Department of Dermatology, Graduate School, Tokyo Medical and Dental University, 1-5-45 Yushima, Bunkyo-ku, 113-8519, Japan.
Acta Derm Venereol. 2012 Jul;92(4):367-71. doi: 10.2340/00015555-1285.
Psoriasis is a chronic skin disease mediated by Th17 and/or Th1 cells. Tim-3 is a cell surface molecule preferentially expressed on Th17 and Th1 cells. The interaction of Tim-3 with Tim-3 ligand inhibits cytokine production. To assess whether T cells in psoriasis have functional abnormalities, expression of cell surface Tim-3 on blood T cells producing interleukin-17 (Th17/Tc17 cells) or interferon-γ (Th1/Tc1 cells) was examined by flow cytometry. Psoriasis patients had higher numbers of Th17 and Tc17 cells, as well as Th1 and Tc1 cells, than healthy donors. However, Th17, Th1 and Tc1 cells in psoriasis did not efficiently express Tim-3 upon activation, compared with those from atopic dermatitis and healthy donors. Tim-3- cells showed more potent cytokine production than Tim-3+ cells. Impaired Tim-3 expression allows Th17, Th1 and Tc1 cells to escape from Tim-3-mediated negative regulatory systems and may contribute to the pathogenesis of psoriasis.

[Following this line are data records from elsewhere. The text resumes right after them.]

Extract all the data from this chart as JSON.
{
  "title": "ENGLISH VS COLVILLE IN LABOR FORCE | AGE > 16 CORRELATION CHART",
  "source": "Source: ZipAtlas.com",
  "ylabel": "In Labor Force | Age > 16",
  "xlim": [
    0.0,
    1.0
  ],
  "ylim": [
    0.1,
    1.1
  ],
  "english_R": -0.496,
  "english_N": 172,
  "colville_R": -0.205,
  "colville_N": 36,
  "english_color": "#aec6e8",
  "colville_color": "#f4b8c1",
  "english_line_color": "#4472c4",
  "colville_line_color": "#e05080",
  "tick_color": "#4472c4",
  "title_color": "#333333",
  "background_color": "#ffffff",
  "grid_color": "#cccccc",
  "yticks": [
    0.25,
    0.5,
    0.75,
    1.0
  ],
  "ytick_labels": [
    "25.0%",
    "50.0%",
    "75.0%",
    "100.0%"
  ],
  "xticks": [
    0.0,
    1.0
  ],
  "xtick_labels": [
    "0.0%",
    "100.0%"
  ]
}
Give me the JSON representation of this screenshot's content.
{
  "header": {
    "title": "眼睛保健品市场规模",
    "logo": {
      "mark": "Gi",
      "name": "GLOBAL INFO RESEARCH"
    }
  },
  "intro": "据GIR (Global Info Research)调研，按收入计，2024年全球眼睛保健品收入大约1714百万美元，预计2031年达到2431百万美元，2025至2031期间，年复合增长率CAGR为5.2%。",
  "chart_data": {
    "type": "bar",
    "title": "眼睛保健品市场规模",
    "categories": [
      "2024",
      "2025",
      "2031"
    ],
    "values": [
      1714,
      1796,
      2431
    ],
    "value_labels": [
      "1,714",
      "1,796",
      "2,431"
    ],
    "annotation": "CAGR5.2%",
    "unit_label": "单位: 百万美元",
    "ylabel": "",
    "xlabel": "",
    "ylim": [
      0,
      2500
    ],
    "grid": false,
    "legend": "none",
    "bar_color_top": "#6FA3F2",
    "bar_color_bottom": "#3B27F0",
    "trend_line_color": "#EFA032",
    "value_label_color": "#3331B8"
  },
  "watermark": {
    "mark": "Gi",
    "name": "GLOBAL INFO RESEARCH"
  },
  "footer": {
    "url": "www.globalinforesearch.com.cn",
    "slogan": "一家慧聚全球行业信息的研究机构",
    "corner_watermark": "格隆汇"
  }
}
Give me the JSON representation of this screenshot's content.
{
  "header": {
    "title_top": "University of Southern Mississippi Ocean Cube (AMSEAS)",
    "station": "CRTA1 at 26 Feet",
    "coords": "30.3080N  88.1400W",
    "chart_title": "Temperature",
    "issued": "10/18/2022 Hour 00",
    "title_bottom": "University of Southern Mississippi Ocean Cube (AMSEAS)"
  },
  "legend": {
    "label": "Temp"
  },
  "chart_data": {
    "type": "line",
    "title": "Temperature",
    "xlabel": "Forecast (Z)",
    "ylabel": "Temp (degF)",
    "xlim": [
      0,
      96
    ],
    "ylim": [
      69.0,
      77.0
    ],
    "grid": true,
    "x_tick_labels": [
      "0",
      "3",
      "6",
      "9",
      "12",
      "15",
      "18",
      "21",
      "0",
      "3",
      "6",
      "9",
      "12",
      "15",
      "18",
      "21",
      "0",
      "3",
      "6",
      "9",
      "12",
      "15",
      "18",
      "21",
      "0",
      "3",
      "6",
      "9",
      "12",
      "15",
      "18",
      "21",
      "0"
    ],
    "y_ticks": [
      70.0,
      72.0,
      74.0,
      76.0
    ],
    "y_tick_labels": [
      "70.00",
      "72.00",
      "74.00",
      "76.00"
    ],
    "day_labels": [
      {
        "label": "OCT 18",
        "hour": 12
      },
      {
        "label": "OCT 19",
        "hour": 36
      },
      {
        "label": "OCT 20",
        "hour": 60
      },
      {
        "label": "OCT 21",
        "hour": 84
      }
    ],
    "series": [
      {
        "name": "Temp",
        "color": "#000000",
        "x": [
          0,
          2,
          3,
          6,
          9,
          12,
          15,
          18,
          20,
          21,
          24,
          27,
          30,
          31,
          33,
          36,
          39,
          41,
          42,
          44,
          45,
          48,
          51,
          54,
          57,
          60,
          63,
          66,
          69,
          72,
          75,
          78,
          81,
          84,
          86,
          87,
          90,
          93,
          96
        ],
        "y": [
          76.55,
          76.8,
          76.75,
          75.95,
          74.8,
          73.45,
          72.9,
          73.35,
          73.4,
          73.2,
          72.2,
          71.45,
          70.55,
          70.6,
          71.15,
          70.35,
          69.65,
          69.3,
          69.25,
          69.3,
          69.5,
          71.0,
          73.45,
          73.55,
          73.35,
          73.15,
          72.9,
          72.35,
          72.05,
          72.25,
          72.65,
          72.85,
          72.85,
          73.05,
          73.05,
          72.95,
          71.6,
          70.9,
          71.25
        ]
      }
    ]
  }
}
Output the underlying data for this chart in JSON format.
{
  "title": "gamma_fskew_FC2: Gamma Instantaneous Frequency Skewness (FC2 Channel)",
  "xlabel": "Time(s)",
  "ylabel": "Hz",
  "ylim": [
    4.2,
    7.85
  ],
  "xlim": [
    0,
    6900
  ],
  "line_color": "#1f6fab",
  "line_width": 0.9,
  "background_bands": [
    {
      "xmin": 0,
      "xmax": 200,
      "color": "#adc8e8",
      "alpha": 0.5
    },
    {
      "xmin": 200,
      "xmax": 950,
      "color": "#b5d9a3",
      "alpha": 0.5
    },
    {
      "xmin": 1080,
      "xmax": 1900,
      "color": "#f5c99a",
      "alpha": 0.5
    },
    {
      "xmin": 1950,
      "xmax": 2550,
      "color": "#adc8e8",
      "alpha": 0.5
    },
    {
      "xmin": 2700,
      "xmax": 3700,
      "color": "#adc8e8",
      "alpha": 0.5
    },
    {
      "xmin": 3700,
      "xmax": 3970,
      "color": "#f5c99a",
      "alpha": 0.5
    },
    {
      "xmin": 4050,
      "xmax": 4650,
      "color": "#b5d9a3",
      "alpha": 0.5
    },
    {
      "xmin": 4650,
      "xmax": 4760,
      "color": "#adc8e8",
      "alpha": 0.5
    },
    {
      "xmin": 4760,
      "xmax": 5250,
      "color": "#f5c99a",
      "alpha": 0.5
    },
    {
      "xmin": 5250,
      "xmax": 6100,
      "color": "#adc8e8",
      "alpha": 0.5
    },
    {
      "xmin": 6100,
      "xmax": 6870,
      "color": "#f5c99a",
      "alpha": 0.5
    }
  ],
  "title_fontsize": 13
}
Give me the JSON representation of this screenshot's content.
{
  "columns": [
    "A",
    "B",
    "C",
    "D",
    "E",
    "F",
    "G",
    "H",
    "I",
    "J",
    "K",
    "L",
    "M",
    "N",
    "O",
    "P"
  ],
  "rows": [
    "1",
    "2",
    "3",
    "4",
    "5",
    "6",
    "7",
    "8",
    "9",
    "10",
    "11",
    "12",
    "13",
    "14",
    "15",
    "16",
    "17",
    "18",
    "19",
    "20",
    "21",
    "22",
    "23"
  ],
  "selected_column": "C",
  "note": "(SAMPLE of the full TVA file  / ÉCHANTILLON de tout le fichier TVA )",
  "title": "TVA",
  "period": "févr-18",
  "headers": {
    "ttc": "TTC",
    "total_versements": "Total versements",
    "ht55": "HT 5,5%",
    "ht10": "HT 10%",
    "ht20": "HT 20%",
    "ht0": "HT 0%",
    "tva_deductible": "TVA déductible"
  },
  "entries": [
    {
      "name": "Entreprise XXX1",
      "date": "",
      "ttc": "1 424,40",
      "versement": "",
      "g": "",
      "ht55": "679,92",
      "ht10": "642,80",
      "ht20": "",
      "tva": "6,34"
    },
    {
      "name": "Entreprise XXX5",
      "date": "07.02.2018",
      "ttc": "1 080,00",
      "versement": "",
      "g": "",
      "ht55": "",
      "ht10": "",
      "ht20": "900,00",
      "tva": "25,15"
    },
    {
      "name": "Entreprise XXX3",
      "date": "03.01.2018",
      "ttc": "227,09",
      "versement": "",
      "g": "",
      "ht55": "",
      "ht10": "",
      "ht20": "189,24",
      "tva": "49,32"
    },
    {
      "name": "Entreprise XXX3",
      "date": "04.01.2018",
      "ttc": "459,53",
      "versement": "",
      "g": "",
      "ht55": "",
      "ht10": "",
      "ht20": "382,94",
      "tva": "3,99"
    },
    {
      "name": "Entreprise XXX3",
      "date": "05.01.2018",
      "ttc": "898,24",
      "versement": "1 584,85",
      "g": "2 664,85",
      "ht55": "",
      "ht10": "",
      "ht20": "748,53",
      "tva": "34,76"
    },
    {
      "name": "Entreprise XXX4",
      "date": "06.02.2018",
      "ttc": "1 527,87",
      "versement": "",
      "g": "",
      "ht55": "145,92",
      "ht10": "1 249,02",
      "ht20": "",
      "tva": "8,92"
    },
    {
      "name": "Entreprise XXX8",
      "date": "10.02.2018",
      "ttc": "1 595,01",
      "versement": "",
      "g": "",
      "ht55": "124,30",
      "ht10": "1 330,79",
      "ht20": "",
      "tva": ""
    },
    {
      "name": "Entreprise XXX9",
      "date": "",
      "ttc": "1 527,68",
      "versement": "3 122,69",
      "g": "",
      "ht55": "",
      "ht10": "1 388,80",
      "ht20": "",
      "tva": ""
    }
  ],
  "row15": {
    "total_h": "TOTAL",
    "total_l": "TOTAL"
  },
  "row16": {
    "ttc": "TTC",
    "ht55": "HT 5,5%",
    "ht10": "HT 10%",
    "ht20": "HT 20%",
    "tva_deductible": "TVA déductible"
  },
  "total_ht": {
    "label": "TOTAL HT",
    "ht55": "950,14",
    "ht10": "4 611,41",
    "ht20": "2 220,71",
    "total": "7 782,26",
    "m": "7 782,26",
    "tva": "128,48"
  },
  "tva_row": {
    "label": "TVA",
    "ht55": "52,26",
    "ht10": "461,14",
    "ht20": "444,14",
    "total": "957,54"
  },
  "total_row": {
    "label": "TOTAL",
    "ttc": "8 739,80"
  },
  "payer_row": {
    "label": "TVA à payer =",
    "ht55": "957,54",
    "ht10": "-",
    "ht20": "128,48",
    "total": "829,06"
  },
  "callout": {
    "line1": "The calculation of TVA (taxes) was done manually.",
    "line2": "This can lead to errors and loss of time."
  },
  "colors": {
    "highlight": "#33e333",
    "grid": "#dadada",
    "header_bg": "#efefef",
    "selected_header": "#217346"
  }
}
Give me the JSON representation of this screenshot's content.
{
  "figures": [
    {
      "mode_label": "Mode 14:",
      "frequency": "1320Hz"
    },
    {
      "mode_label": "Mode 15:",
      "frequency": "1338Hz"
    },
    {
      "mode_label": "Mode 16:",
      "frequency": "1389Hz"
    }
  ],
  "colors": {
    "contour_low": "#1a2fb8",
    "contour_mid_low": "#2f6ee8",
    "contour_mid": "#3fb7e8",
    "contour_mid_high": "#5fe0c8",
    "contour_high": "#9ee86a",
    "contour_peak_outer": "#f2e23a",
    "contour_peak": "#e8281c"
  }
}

银屑病是一种由 Th17 和/或 Th1 细胞介导的慢性皮肤病。Tim-3 是一种优先表达于 Th17 和 Th1 细胞表面的细胞表面分子。Tim-3 与 Tim-3 配体的相互作用抑制细胞因子的产生。为了评估银屑病 T 细胞是否存在功能异常,通过流式细胞术检测产生白细胞介素-17(Th17/Tc17 细胞)或干扰素-γ(Th1/Tc1 细胞)的血液 T 细胞表面 Tim-3 的表达。与健康供体相比,银屑病患者的 Th17 和 Tc17 细胞以及 Th1 和 Tc1 细胞数量更高。然而,与特应性皮炎和健康供体相比,银屑病中的 Th17、Th1 和 Tc1 细胞在激活时并不有效地表达 Tim-3。Tim-3-细胞比 Tim-3+细胞产生更强效的细胞因子。Tim-3 表达受损使 Th17、Th1 和 Tc1 细胞逃脱 Tim-3 介导的负调节系统,可能有助于银屑病的发病机制。